Stored energies in electric and magnetic current densities for small antennas

TL;DR

This paper extends the analysis of antenna Q and D/Q bounds to include both electric and magnetic currents in small antennas, providing analytical and numerical insights into optimal shapes and current distributions.

Contribution

It introduces a method to evaluate antenna Q bounds considering combined electric and magnetic currents, extending previous electric-only models.

Findings

Antenna Q relates to the largest eigenvalue of combined polarizability tensors.

The bounds depend on antenna shape and are validated through numerical examples.

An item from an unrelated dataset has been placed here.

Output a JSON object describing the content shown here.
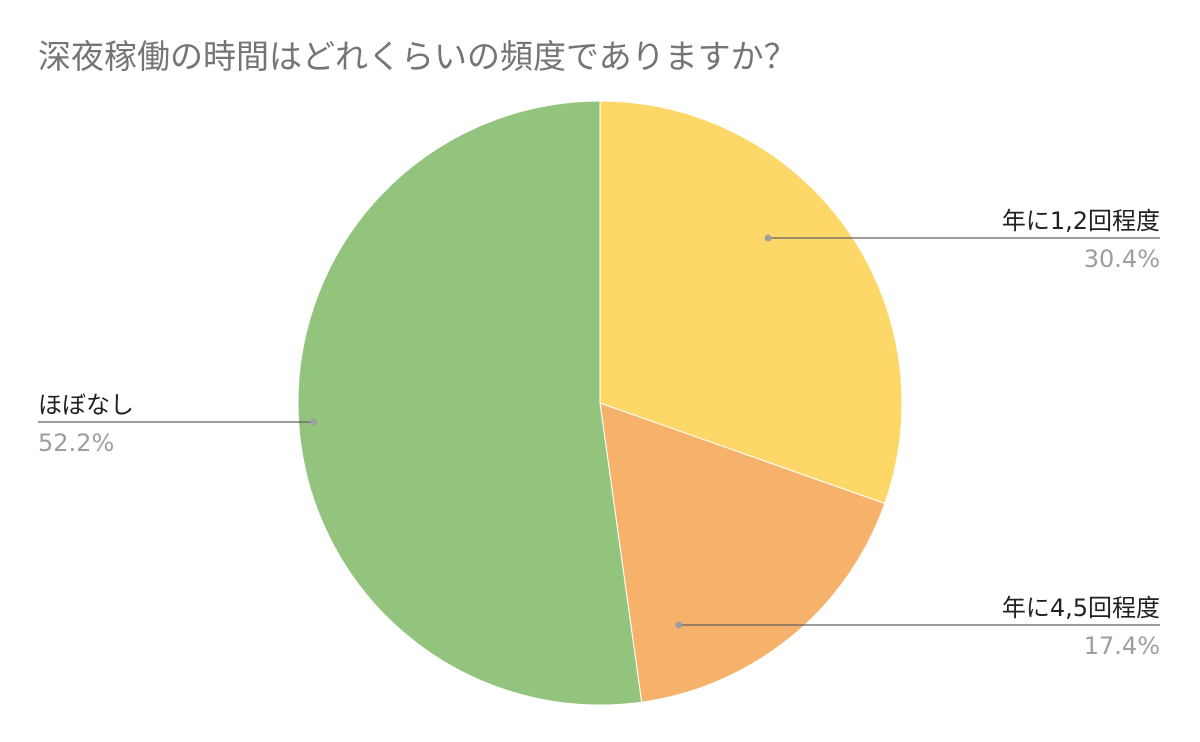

The method yields families of optimal current distributions for minimal Q.

Abstract

Electric and magnetic currents are essential to describe electromagnetic stored energy, as well as the associated quantities of antenna Q and the partial directivity to antenna Q-ratio, D/Q, for general structures. The upper bound of previous D/Q-results for antennas modeled by electric currents is accurate enough to be predictive, this motivates us here to extend the analysis to include magnetic currents. In the present paper we investigate antenna Q bounds and D/Q-bounds for the combination of electric- and magnetic-currents, in the limit of electrically small antennas. This investigation is both analytical and numerical, and we illustrate how the bounds depend on the shape of the antenna. We show that the antenna Q can be associated with the largest eigenvalue of certain combinations of the electric and magnetic polarizability tensors. The results are a fully compatible extension of the electric only currents, which come as a special case. The here proposed method for antenna Q provides the minimum Q-value, and it also yields families of minimizers for optimal electric and magnetic currents that can lend insight into the antenna design.